Anyone who has read Kushner’s debut novel Telex From Cuba (I have and I was quite impressed) will be aware that she has a political side to her (one of its themes is the collapse of American economic imperialism in Cuba) and that theme shows up here as well. It is introduced with a brief prologue from 1917 featuring a Valera who is part of the Italian cycle battalion in that war. In chapters dropped into the main narrative, we follow the Valera family into their support of Mussolini during WWII and their imperialist development of exploitative rubber plantations in Brazil during and after the war. Fast cars and motorcycles may be the Valera firm’s branding — they make most of their considerable fortune off of selling perfectly ordinary tires. Needless to say, Sandro the New York artist rejects the family business, although he is quite content to live off its proceeds.

With those threads in place, author Kushner allows Reno to roam. Much of the book is spent with the contemporary art community in New York — we meet dealers, patrons and most importantly unconventional “artists” pursuing the oddball projects that characterized the era (I won’t even offer an example but they did produce more than the occasional chuckle).

The book also spends some time with the Valera family in Italy. Reno’s world-record status means that she has been invited to take part in a Valera promotional tour, but Sandro insists they must first spend a week with his mother at the family villa on the slopes above Lake Como. It is 1975 and Italy is in political turmoil with Red Brigade demonstrations and kidnappings — needless to say the industrial empire of the Valeras and the family itself are targets.

An unconventional notion of “art”, a troubled love-life and the global politics of inequality — even in summary outline, that suggests a cluttered agenda for the novel and for this reader that was the biggest problem with The Flamethrowers. Each of the story lines held interest, but as the book bounces from one to the other it became a distraction. Each time one thread got interesting, the author moved to another one and the threads never really come together. Kushner is both an accomplished stylist and clever storyteller but the novel never became the sum of its parts.

It is only fair to note that my somewhat grumpy assessment is not shared by an assortment of prize juries, where The Flamethrowers has been a regular feature in recent months — a New York Times 2013 Top Ten book, a finalist for the National Book Award in the U.S., shortlisted for the inaugural Folio Prize in the U.K. and now shortlisted for the Bailey’s Women’s Prize for Fiction (formerly the Orange Prize).
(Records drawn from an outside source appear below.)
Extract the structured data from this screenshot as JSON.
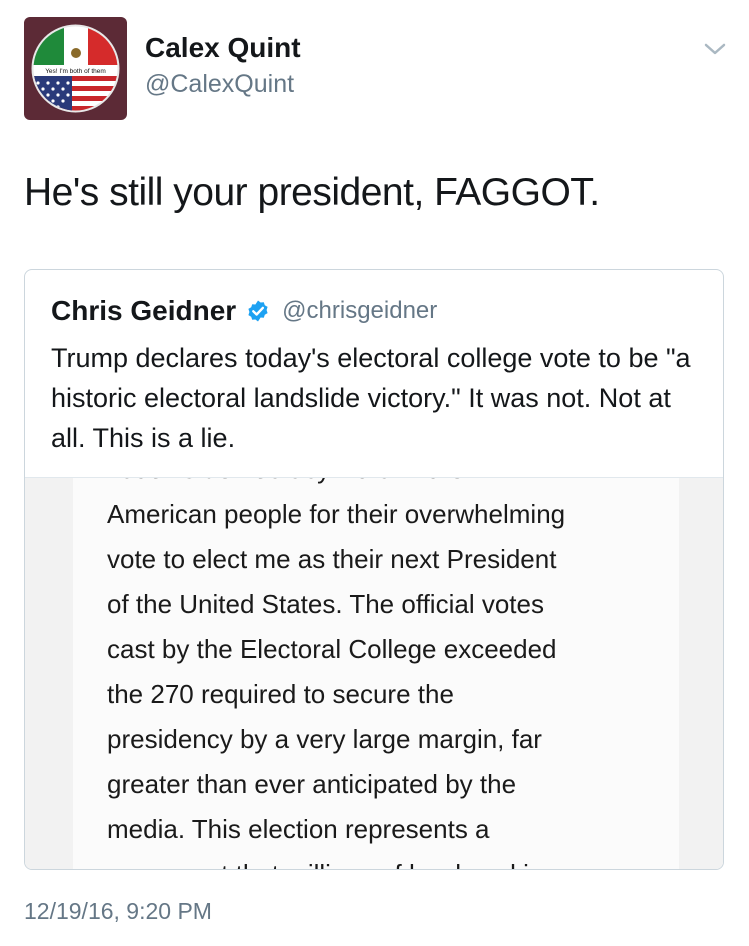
{
  "author": {
    "name": "Calex Quint",
    "handle": "@CalexQuint",
    "avatar_caption": "Yes! I'm both of them"
  },
  "tweet": {
    "text": "He's still your president, FAGGOT.",
    "timestamp": "12/19/16, 9:20 PM"
  },
  "quoted": {
    "name": "Chris Geidner",
    "handle": "@chrisgeidner",
    "verified": true,
    "text": "Trump declares today's electoral college vote to be \"a historic electoral landslide victory.\" It was not. Not at all. This is a lie.",
    "media_lines": [
      "nation's democracy. I thank the",
      "American people for their overwhelming",
      "vote to elect me as their next President",
      "of the United States. The official votes",
      "cast by the Electoral College exceeded",
      "the 270 required to secure the",
      "presidency by a very large margin, far",
      "greater than ever anticipated by the",
      "media. This election represents a",
      "movement that millions of hard working"
    ]
  },
  "colors": {
    "secondary_text": "#657786",
    "verified_blue": "#1da1f2",
    "border": "#ccd6dd"
  },
  "icons": {
    "menu": "chevron-down-icon",
    "verified": "verified-badge-icon"
  }
}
While it has not emerged as a winner, that is still an impressive list.

I should also note that while reading the book I found myself frequently comparing it to Donna Tartt’s The Goldfinch, another well-reviewed novel about which I was ambivalent. Tartt’s novel also has a strong “art” element, spends a lot of time in Nevada and New York and sends its central character off to Europe as part of the drama of the plot. If you liked one, I suspect you would like the other — I am quite aware that many readers and critics don’t share my assessment that both books have too much clutter to them.

There is definitely much talent on display in The Flamethrowers — I can’t help but conclude, however, that Kushner has a better book waiting in her future.